Routine coding and pattern tasks are easier to automate and standardise than strategic thinking and complex problem-solving. That pushes the value curve away from day-to-day execution towards high-order judgement.

Where Scarcity Still Truly Exists

If coding and basic analytics aren’t scarce, what is?

Context and domain expertise

MTN New

A coder in healthcare tech who understands clinical workflows and regulatory nuance brings far more value than one who merely writes functions.

Problem framing and judgement

Turning data into action requires way more than technical fluency. It requires asking the right questions, spotting biases, and choosing trade-offs.

Cross-disciplinary strength

Engineers who understand business models, designers who grasp system limitations, and product leads who speak both languages command disproportionate leverage.

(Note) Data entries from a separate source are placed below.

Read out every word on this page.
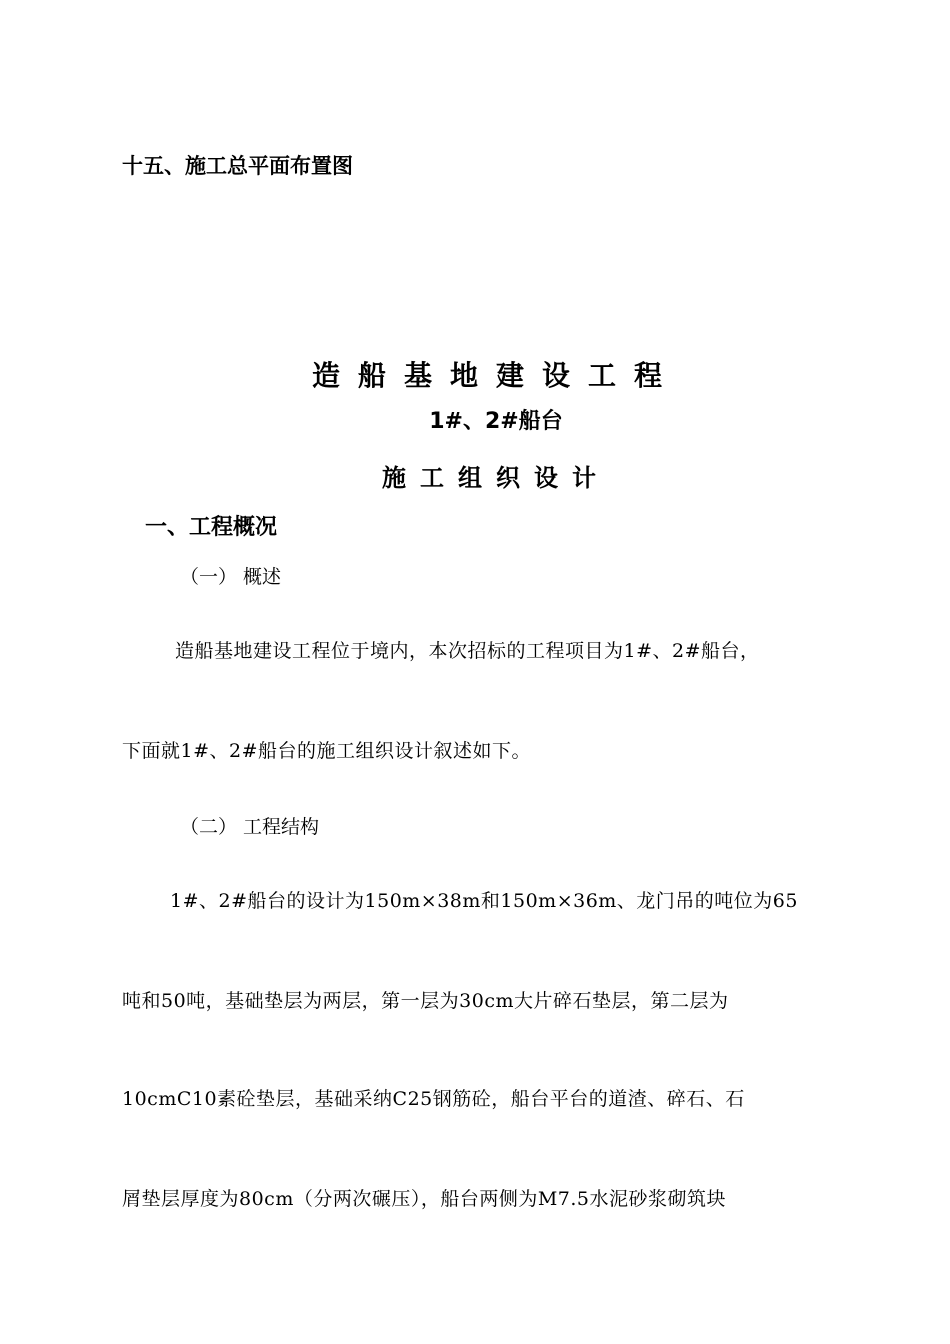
十五、施工总平面布置图
造船基地建设工程
1#、2#船台
施工组织设计
一、工程概况
（一） 概述
造船基地建设工程位于境内，本次招标的工程项目为1#、2#船台，
下面就1#、2#船台的施工组织设计叙述如下。
（二） 工程结构
1#、2#船台的设计为150m×38m和150m×36m、龙门吊的吨位为65
吨和50吨，基础垫层为两层，第一层为30cm大片碎石垫层，第二层为
10cmC10素砼垫层，基础采纳C25钢筋砼，船台平台的道渣、碎石、石
屑垫层厚度为80cm（分两次碾压），船台两侧为M7.5水泥砂浆砌筑块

Human skills that machines and tools struggle to replicate

Creativity, strategic communication, ethical reasoning, and complex negotiation remain hard to automate or standardise.

In labour economics terms, the complement to raw technical skill, the ability to integrate, to contextualise and to impact outcomes, is where scarcity rents are now concentrated.

Labour Market Signals: What’s Really Happening

This change has consequences:

  • Qualifications alone are depreciating: What’s important is what you produce, not just what you know.
  • Employers hunt for demonstrable history of solving problems. Projects, published work, actual delivery history beat certificates.
  • Wage growth is bifurcating: general roles see weak growth; specialists, especially those fusing tech with deep domain knowledge, see strong premiums.

This reveals how labour markets always reward scarcity. But what’s scarce now isn’t general know-how but decision-ready expertise.

What This Means for Workers and Organisations

For professionals:

Skills are essential. But the game has changed.

You must couple skills with impact, judgement, and context. Build evidence of what you can do, not just what you know. Aim for roles that demand synthesis, not repetition.

For organisations:

Relying on credential checks or generic job descriptions won’t attract the best. You need to rethink talent signals, measure ability differently, and invest in internal learning pathways that cultivate depth, not just surface skills.

For policymakers and educators:

The focus should move from teaching narrow skills to nurturing capability portfolios, combinations of analytical skill, domain mastery, creativity and adaptability.

Scarcity isn’t in Skills but in Meaningful Value Creation

So, the truth is, when everyone learns to code, leading to skills inflation, no one is truly unique because of that alone. Coding and data skills have become a baseline, not an advantage.

What still drives differentiation is:

  • How you apply skills to complex situations
  • What results you produce
  • How you integrate multiple domains of knowledge

That’s where the true leverage lies today, and where opportunities will form.